Feb. 23rd, 2009

Today

Feb. 23rd, 2009 11:09 am
angelak: (Hold My Hand)
A bit blank. Normally I would stress hitting class.
Because that's what I've been doing for a couple of months now to achieve the daily goal of making the class.

Right now I'm changing my tempo.
I'm not giving up per se. I think I need to settle out before I push myself too hard.
If that means fewer classes, so be it. If I want, there IS an 8:30 because it's a weeknight.
Last day off and then the work week begins.

I feel better today.
Not sure why I was so off base yesterday. OR Friday night.
Or really what this new off and on stuff is.
I bought 4 books on Amazon.com last night while being too awake to sleep.

"The Knee Crisis Handbook: Understanding Pain, Preventing Trauma, Recovering from Knee Injury, and Building Healthy Knees for Life (Paperback)"

"Treat Your Own Knees: Simple Exercises to Build Strength, Flexibility, Responsiveness and Endurance (Paperback)"

"Yoga for Healthy Knees: What You Need to Know for Pain Prevention and Rehabilitation (Rodmell Press Yoga Shorts) (Paperback"

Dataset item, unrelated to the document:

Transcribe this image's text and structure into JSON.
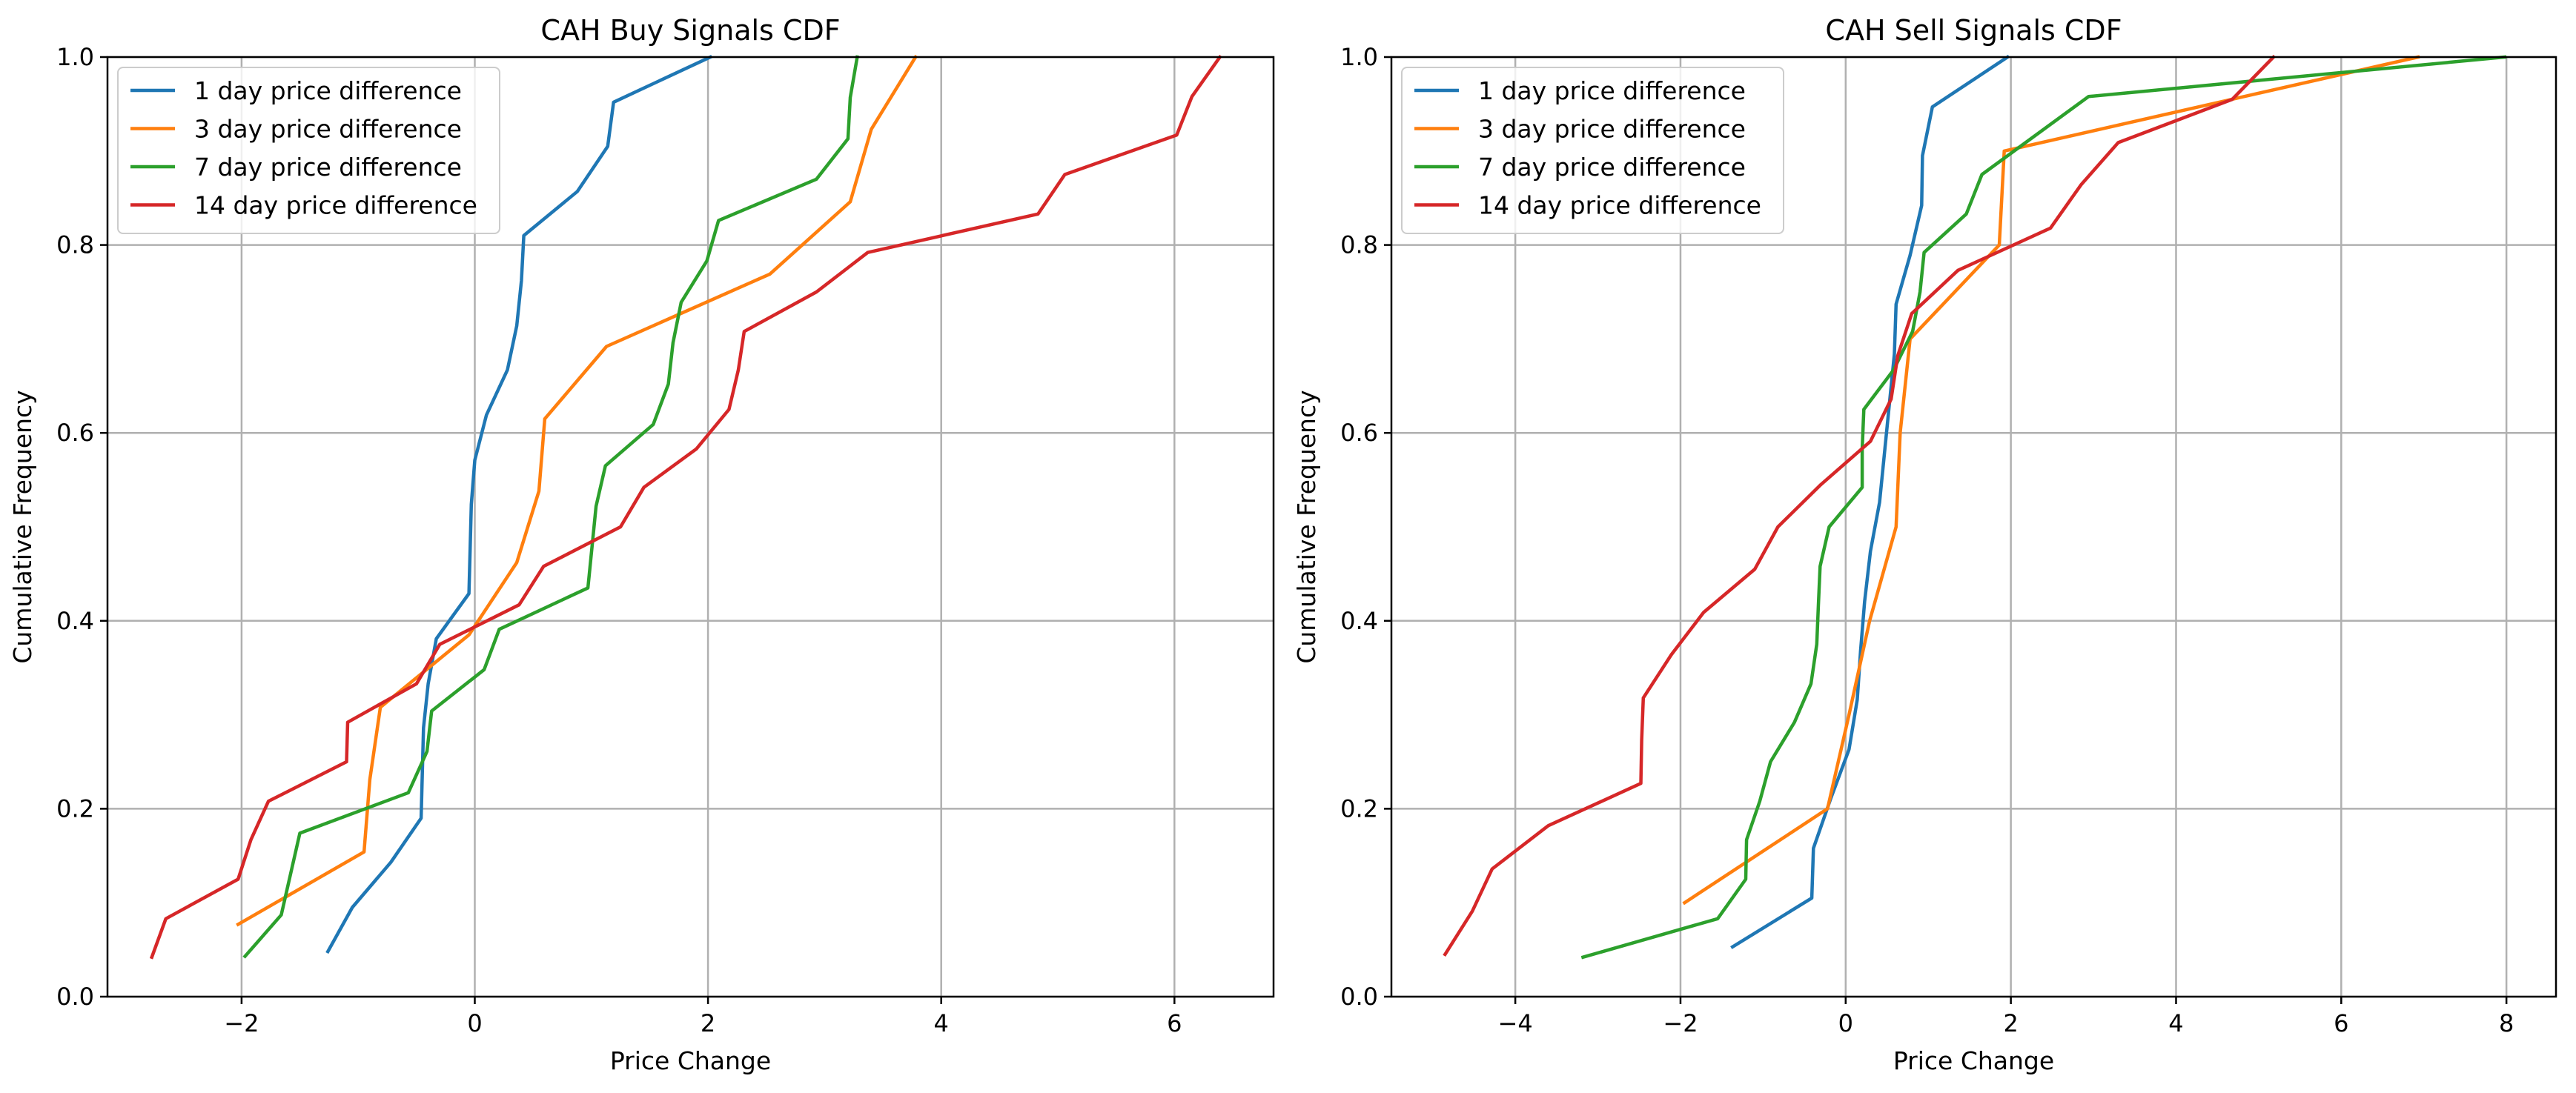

And one that I've seen on amazon and wanted for quite a while:
"Yoga Anatomy (Paperback)"

$50 later, they should arrive Wednesday this week.
Free 2 day shipping if I agreed to sign up for "prime" membership. I already cancelled the renewal automatically charging you $80 a month or something.

I need to do 4 things.

1- Call my acupuncturist and get an apt. in. I haven't been in since my injury.
2- Call my doctor and get in. We need to talk. Even if it gets me no where.
3- Read up and perhaps find the home remedies that herongrrl advised.
4- Do not give up 100% on Bikram Yoga. I've come so far in 2 months to let the strength benefits fade entirely - I think for the next week or so I'll take it easy on the number of classes. I need to regain sanity and masking reality for Yoga practice at this time is not going to be the real solution.

The books will come, I will read and maybe start outside Yoga exercises.
I'm not saying I'm going to be that fanfuckingtastically happy.
I'm pissed off, really. And sometimes outright depressed about this.
But I have no choice. This isn't my choice. No, I can't be how I want to be.
There is also a nagging part inside of me that says I really wish I could start up short runs one or two times a week to keep this "I'm deprived!!!!" feeling at bay. Flat runs?

I'm confused and feel like this really is another crossroads of decision. All knee decisions terrify me. So, first things first. Acupuncture - my clinic will be surprised to see me since I stopped going :(

And my knee doc I saw in October. The same guy.
And maybe the books will shed light on more knowledge I have yet to glean. If I weren't so shitty at checking books out, this would be great. But the library also doesn't always have the books I want at the immediacy I want. Aside from that - who doesn't need some good reference books in their library? Well, I like owning books. Even if I'm not really that rich on spare cash.

I had a "Fuck, who cares," moment about my money last night when I hit the "purchase," button.
I am also confused because I want a vacation, but I'm afraid to spend the money on a real trip.
Jim is on board, now I am waffling. He doesn't know it yet.

I am afraid to take time off to just sit in my house.
(I'd go nuts - right?)
At least during the week when I am grumpy and at work, I have no choice but to be productive on some level as well as distracted from my miseries and depressions. Not that I don't get whiny about work too.

I have issues.
1 year ago - I had life as I wanted it. Today I don't.
It cannot be this way next year. I am not waiting for next year to come this time around. Entire last half of 08 I wanted 09.
09 is here. It IS better than 08 was. But I am still fighting battles.

Also feel bittersweet. Friends. How do I spend time with them?

-Angela

Shnockered

Feb. 23rd, 2009 11:29 am
angelak: (Trapped)
Part of me wants to let loose and go have a good time without worrying about the "health" retractions. Is that the right word I am looking for? I think it is.

Things that dehydrate me, these days I avoid. Like my blessed coffee sometimes.
Or more than a limited amount of beer and wine. I'm seriously tempted to just let loose and have a couple of drinks. But usually I find ways to talk myself out of this.

Coffee anyone?
Beer? Wine???

N/m. These days I focus so much on what is better for me, and so I just avoid. Like I said.

-Angela

My dogs

Feb. 23rd, 2009 12:09 pm
angelak: (2 Dogs)
One on the lap.
One at the feet.
Sure do make it hard to get about...move around and such...

-Angela
angelak: (874 B)
2:50 tomorrow.
I'll be in to see the knee doc.
I don't have much else to say on that.

I would have scheduled an acupuncture apt, but the clinic is closed today; so I'll do that tomorrow.

I wish Jim were awake.

But then what would we do if he were?